Une présence militaire renforcée

La présence des éléments de la Garde présidentielle sur ce site fait croire que ce domaine appartient désormais au chef de l'Etat et à sa famille. Pour mater la foule qui voulait y rencontrer le conseiller du chef de l'Etat et lui poser de visu ses problèmes, plus de deux dizaines d'éléments de la Garde républicaine armés, parmi lesquels des hauts gradés et des instructeurs commandos (identifiés par les mentions sur leur tenue/T-shirt jaune) se sont ajoutées à ceux de garde et déployées sur les lieux.

Des sources proches de ce dossier ont, par ailleurs, renseigné que ce terrain a été doté à des Indopakistanais qui y érigent déjà un mur de clôture. Ce qui a de plus révolté les acquéreurs dépossédés. " Comment peut-on déposséder des citoyens pour le confier à des étrangers qui, assurément, vont y installer leurs entités commerciales ? ", s'indignent ces victimes. Dans leurs revendications, ces acquéreurs parmi lesquels des Congolais et une société chinoise qui y fabrique déjà des barres de fer disent attendre récupérer leurs terrains.

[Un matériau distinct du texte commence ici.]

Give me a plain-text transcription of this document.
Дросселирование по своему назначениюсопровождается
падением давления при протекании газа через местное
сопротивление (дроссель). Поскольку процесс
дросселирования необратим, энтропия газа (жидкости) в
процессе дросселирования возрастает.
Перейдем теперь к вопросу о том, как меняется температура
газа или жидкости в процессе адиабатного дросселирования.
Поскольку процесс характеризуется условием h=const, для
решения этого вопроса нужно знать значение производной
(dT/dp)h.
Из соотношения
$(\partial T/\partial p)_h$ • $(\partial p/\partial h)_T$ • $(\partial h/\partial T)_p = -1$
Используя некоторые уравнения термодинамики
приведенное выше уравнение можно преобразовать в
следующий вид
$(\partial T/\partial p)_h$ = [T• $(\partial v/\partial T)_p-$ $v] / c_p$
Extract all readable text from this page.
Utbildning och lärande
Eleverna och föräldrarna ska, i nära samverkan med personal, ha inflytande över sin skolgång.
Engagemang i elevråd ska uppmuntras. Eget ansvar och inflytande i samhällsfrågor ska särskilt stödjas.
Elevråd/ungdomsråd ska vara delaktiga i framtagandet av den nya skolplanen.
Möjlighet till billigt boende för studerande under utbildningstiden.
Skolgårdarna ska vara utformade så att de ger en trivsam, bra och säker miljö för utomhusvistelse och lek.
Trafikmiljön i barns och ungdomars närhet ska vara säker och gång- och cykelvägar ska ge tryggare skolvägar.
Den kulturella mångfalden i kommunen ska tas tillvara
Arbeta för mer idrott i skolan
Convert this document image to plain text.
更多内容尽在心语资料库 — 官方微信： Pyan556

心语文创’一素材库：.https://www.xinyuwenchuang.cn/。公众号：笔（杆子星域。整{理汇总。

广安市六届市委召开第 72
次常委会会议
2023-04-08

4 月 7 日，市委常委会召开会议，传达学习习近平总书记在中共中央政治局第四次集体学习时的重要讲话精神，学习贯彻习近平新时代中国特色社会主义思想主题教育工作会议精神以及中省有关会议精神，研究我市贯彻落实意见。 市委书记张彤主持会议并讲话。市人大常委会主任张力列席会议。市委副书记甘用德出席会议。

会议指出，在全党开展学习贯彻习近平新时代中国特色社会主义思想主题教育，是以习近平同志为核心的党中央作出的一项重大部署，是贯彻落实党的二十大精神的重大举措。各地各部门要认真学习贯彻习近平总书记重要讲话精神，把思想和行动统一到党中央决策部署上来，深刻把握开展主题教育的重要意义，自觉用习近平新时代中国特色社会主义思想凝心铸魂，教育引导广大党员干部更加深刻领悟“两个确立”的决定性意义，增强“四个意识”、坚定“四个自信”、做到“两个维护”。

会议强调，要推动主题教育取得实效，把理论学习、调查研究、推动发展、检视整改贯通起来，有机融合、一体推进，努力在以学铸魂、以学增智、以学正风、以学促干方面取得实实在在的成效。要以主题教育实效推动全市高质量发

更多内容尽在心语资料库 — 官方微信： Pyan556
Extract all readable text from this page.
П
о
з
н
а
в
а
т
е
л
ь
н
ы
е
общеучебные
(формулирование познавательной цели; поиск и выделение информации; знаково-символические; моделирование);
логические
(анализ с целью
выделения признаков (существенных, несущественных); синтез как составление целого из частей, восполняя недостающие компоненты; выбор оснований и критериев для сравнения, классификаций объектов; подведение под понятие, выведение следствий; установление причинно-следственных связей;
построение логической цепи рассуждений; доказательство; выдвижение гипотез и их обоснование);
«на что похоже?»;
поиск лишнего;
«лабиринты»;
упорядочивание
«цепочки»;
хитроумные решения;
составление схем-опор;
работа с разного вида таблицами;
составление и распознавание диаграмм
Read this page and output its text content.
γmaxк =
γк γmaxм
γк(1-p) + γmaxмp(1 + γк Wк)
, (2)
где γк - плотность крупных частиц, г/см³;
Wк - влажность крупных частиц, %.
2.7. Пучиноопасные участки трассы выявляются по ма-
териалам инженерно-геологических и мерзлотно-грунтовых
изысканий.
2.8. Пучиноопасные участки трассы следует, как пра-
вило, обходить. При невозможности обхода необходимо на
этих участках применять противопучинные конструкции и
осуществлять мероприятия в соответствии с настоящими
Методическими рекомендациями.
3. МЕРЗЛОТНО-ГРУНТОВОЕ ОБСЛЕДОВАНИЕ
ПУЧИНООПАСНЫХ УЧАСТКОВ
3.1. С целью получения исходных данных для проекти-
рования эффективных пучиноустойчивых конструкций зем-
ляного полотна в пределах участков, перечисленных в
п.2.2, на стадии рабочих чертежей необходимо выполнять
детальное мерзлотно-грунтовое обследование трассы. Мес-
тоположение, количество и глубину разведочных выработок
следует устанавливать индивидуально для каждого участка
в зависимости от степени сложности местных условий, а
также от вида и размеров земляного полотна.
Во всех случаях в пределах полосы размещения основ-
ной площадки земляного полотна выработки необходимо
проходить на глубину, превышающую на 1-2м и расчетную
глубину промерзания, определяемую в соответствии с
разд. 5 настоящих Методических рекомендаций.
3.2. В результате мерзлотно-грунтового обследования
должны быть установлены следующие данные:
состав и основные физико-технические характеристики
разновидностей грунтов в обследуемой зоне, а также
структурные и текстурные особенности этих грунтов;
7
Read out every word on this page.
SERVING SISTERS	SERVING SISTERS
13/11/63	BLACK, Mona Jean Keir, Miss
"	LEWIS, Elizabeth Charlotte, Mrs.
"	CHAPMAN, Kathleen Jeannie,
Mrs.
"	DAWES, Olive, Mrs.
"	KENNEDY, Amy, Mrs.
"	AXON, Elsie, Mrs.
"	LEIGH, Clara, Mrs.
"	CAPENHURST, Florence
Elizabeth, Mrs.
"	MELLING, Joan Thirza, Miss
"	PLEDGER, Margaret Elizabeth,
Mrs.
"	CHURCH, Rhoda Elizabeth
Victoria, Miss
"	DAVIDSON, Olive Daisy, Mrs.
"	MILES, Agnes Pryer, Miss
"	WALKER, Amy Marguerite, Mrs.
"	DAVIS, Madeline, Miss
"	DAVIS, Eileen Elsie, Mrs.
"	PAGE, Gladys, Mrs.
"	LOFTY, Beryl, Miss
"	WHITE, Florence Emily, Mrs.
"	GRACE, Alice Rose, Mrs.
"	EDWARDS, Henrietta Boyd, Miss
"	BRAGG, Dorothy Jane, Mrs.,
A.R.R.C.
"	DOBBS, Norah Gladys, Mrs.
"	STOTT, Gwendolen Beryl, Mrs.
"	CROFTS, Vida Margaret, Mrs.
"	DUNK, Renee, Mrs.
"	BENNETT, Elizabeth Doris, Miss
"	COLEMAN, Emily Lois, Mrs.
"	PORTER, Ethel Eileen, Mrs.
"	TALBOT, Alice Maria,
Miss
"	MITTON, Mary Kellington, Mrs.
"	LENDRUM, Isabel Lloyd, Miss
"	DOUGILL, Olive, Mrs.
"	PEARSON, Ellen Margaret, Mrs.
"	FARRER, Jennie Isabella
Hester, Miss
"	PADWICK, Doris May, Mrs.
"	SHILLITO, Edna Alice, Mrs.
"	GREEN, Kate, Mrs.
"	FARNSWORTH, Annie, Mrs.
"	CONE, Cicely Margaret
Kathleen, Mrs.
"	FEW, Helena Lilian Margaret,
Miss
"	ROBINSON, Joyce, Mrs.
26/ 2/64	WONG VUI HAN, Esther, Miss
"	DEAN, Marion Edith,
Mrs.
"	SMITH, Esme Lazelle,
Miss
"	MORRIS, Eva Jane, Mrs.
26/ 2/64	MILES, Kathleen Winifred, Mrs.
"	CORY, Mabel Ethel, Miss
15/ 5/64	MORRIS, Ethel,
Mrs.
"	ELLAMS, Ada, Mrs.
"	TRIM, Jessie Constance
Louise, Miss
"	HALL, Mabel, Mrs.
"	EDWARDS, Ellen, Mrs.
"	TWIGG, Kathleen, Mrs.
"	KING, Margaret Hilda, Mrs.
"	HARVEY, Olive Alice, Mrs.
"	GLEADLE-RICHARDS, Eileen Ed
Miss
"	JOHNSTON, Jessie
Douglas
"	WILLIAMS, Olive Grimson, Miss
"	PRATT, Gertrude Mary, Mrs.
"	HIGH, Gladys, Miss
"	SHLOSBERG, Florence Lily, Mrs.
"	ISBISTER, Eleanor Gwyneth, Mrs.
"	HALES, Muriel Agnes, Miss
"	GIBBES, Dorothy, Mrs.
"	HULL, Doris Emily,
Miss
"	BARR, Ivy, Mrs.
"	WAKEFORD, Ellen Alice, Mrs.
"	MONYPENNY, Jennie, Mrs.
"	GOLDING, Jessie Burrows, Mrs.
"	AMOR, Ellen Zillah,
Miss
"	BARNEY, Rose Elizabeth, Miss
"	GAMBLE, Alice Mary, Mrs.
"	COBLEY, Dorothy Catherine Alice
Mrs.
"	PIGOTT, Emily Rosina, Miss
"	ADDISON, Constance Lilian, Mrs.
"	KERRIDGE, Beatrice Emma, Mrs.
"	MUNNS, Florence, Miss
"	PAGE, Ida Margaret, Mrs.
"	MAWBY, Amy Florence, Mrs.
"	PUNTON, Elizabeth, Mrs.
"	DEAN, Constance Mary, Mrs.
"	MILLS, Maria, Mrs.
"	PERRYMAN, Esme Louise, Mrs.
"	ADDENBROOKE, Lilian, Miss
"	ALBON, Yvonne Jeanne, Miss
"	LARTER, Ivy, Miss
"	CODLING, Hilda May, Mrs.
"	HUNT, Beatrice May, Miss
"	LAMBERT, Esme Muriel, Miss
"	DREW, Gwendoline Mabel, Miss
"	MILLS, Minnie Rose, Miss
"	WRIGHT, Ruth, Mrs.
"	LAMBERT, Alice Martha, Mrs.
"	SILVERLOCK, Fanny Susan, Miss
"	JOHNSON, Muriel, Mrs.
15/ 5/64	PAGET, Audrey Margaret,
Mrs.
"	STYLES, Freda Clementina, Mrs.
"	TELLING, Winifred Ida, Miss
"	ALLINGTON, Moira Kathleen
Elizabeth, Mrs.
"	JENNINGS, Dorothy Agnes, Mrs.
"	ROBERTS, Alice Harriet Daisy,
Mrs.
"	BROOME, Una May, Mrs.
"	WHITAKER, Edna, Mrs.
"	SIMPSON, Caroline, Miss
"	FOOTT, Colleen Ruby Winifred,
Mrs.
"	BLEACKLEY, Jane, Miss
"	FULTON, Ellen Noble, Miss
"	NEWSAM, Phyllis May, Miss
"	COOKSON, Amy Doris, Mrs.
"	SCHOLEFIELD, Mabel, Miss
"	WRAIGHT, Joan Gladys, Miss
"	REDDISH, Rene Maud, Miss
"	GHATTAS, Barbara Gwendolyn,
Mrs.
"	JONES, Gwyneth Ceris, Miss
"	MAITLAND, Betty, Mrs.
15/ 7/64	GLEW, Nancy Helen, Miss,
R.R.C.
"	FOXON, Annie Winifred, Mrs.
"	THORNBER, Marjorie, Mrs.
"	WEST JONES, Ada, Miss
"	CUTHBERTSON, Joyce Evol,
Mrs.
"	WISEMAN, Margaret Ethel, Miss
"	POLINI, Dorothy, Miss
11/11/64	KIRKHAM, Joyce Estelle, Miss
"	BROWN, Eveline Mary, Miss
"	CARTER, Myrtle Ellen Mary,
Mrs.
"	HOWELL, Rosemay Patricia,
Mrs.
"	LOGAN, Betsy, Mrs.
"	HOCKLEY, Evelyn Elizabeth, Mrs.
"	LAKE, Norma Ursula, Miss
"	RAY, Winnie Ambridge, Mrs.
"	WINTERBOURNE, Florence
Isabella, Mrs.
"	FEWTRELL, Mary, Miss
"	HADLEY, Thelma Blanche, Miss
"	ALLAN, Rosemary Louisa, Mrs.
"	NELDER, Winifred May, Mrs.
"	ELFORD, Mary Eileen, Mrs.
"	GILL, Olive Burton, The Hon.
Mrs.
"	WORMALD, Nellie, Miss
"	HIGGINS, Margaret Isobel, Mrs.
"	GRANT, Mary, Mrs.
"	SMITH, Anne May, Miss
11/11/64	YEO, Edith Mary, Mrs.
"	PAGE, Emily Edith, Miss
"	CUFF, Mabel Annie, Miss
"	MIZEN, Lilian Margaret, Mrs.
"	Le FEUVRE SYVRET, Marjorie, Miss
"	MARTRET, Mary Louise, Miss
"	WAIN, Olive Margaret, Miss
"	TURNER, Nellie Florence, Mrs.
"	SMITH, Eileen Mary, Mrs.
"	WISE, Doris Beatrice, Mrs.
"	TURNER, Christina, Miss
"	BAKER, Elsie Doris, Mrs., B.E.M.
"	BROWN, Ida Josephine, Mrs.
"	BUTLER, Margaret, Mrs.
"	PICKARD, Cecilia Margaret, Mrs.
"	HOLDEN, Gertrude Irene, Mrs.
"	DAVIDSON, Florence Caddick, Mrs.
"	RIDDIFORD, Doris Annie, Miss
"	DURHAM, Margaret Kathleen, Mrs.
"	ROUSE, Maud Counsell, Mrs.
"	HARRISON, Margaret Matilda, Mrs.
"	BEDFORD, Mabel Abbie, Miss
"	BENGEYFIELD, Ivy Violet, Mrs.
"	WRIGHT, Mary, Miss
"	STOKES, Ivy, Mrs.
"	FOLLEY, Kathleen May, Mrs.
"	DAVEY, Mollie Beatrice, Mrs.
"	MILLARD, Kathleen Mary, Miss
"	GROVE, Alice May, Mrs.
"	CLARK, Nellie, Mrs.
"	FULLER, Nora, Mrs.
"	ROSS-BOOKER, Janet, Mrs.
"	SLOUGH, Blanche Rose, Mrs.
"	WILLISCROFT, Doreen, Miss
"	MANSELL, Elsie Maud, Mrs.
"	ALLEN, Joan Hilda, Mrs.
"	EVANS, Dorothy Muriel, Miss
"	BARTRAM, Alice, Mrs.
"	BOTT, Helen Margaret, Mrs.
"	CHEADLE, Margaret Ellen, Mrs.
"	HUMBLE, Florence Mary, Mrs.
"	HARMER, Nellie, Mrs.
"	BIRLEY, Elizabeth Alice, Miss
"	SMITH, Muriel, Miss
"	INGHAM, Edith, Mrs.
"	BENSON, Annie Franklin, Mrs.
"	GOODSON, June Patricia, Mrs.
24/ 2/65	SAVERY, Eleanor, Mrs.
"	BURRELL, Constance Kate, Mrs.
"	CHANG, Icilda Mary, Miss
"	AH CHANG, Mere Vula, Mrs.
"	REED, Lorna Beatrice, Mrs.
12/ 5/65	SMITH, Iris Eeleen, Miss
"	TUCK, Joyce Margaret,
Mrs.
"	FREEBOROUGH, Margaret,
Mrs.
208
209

Dans tout cela, l'un de professionnels des médias dans l'exercice du métier est rentré à la maison sans deux boutons de sa chemise et l'autre, avec une enflure de la jambe. Il y a eu une note positive : des caméras et des téléphones confisqués ont été remis. Certains, après vérification que le contenu n'a pas heurté la sensibilité de la Garde républicaine déployée sur le lieu.